Некоторое время я нелепо молчу. Ладони стали влажными, каждый нерв сковало напряжением.

— Как ты себя чувствуешь? — я решаю по-быстрому сменить тему, продолжая стоять каменным изваянием посреди палаты. Я нервно перебираю пальцы, пытаясь отвлечься на что-то другое. — Виктор Афанасьевич ругается, что ты написал отказ от госпитализации? Глеб, это очень глупая идея…

Умолкла, когда муж резко развернулся и едва заметно улыбнулся. Но совсем не по-доброму, от чего все внутренности от страха скрутились в узел. Глеб медленной поступью направился ко мне, так словно Серый Волк внезапно встретил Красную Шапочку и решил тут же отведать ее на завтрак.

Я невольно попятилась, и, врезаясь бедрами в корпус широкой больничной кровати, рвано выдохнула в попытке удержать равновесие.
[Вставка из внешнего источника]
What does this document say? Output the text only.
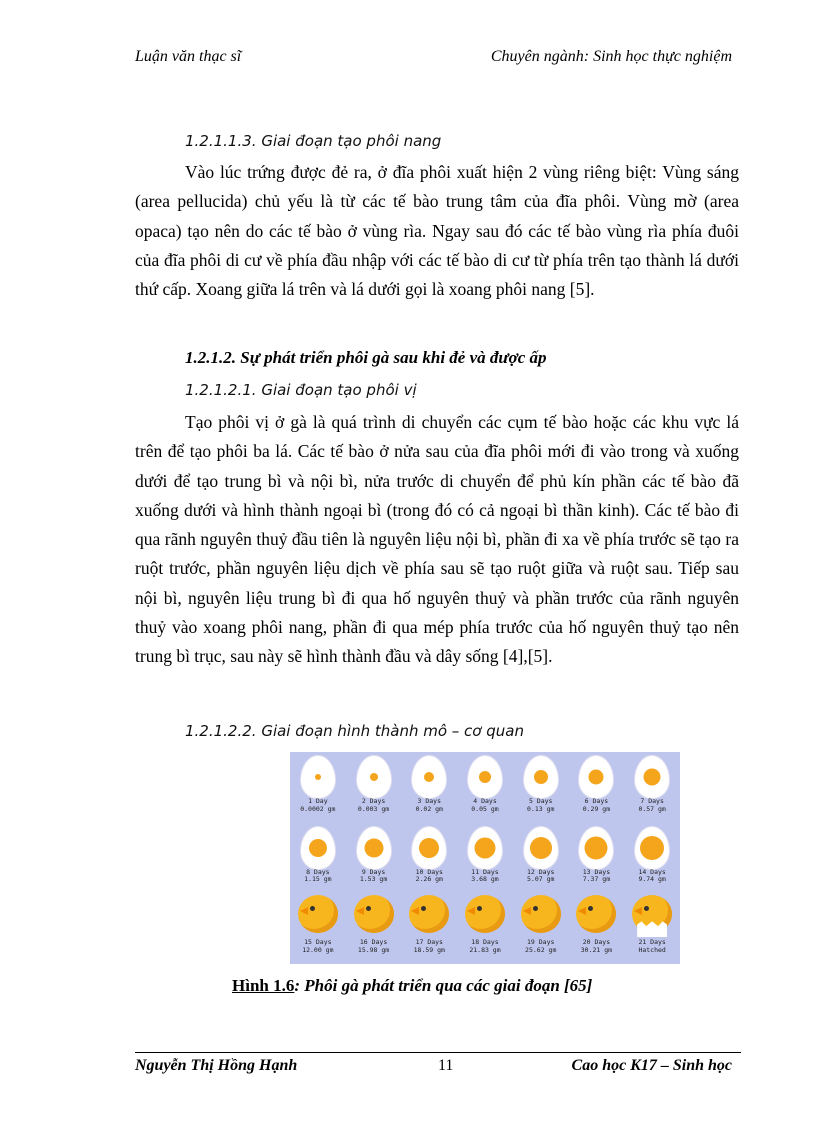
Luận văn thạc sĩ	Chuyên ngành: Sinh học thực nghiệm
1.2.1.1.3. Giai đoạn tạo phôi nang

Vào lúc trứng được đẻ ra, ở đĩa phôi xuất hiện 2 vùng riêng biệt: Vùng sáng (area pellucida) chủ yếu là từ các tế bào trung tâm của đĩa phôi. Vùng mờ (area opaca) tạo nên do các tế bào ở vùng rìa. Ngay sau đó các tế bào vùng rìa phía đuôi của đĩa phôi di cư về phía đầu nhập với các tế bào di cư từ phía trên tạo thành lá dưới thứ cấp. Xoang giữa lá trên và lá dưới gọi là xoang phôi nang [5].

1.2.1.2. Sự phát triển phôi gà sau khi đẻ và được ấp
1.2.1.2.1. Giai đoạn tạo phôi vị

Tạo phôi vị ở gà là quá trình di chuyển các cụm tế bào hoặc các khu vực lá trên để tạo phôi ba lá. Các tế bào ở nửa sau của đĩa phôi mới đi vào trong và xuống dưới để tạo trung bì và nội bì, nửa trước di chuyển để phủ kín phần các tế bào đã xuống dưới và hình thành ngoại bì (trong đó có cả ngoại bì thần kinh). Các tế bào đi qua rãnh nguyên thuỷ đầu tiên là nguyên liệu nội bì, phần đi xa về phía trước sẽ tạo ra ruột trước, phần nguyên liệu dịch về phía sau sẽ tạo ruột giữa và ruột sau. Tiếp sau nội bì, nguyên liệu trung bì đi qua hố nguyên thuỷ và phần trước của rãnh nguyên thuỷ vào xoang phôi nang, phần đi qua mép phía trước của hố nguyên thuỷ tạo nên trung bì trục, sau này sẽ hình thành đầu và dây sống [4],[5].

1.2.1.2.2. Giai đoạn hình thành mô – cơ quan
1 Day
0.0002 gm
2 Days
0.003 gm
3 Days
0.02 gm
4 Days
0.05 gm
5 Days
0.13 gm
6 Days
0.29 gm
7 Days
0.57 gm
8 Days
1.15 gm
9 Days
1.53 gm
10 Days
2.26 gm
11 Days
3.68 gm
12 Days
5.07 gm
13 Days
7.37 gm
14 Days
9.74 gm
15 Days
12.00 gm
16 Days
15.98 gm
17 Days
18.59 gm
18 Days
21.83 gm
19 Days
25.62 gm
20 Days
30.21 gm
21 Days
Hatched
Hình 1.6: Phôi gà phát triển qua các giai đoạn [65]
Nguyễn Thị Hồng Hạnh	11	Cao học K17 – Sinh học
Муж насмешливо закатил глаза. Он подошел ко мне вплотную, перекрыв собой пути отступления, а я, потупив взгляд в стерильно чистый пол, перестала дышать. Казалось, весь воздух превратился в раскаленный металл. Температура в помещение моментально поднялась на несколько градусов, опаляя собой каждый миллиметр кожи.

— Юль, ты все-таки вернулась к Демьяну? — цепко следя за моей мимикой, он поддел мой подбородок, вынуждая поднять глаза. — После всего, что узнала…

— Нет, — едва слышно выдохнула. Я сама не понимала, чего так испугалась. Паника затопила мое сознание, и я впопыхах попыталась освободиться из своеобразной ловушки. Но тщетно. — Глеб, пусти.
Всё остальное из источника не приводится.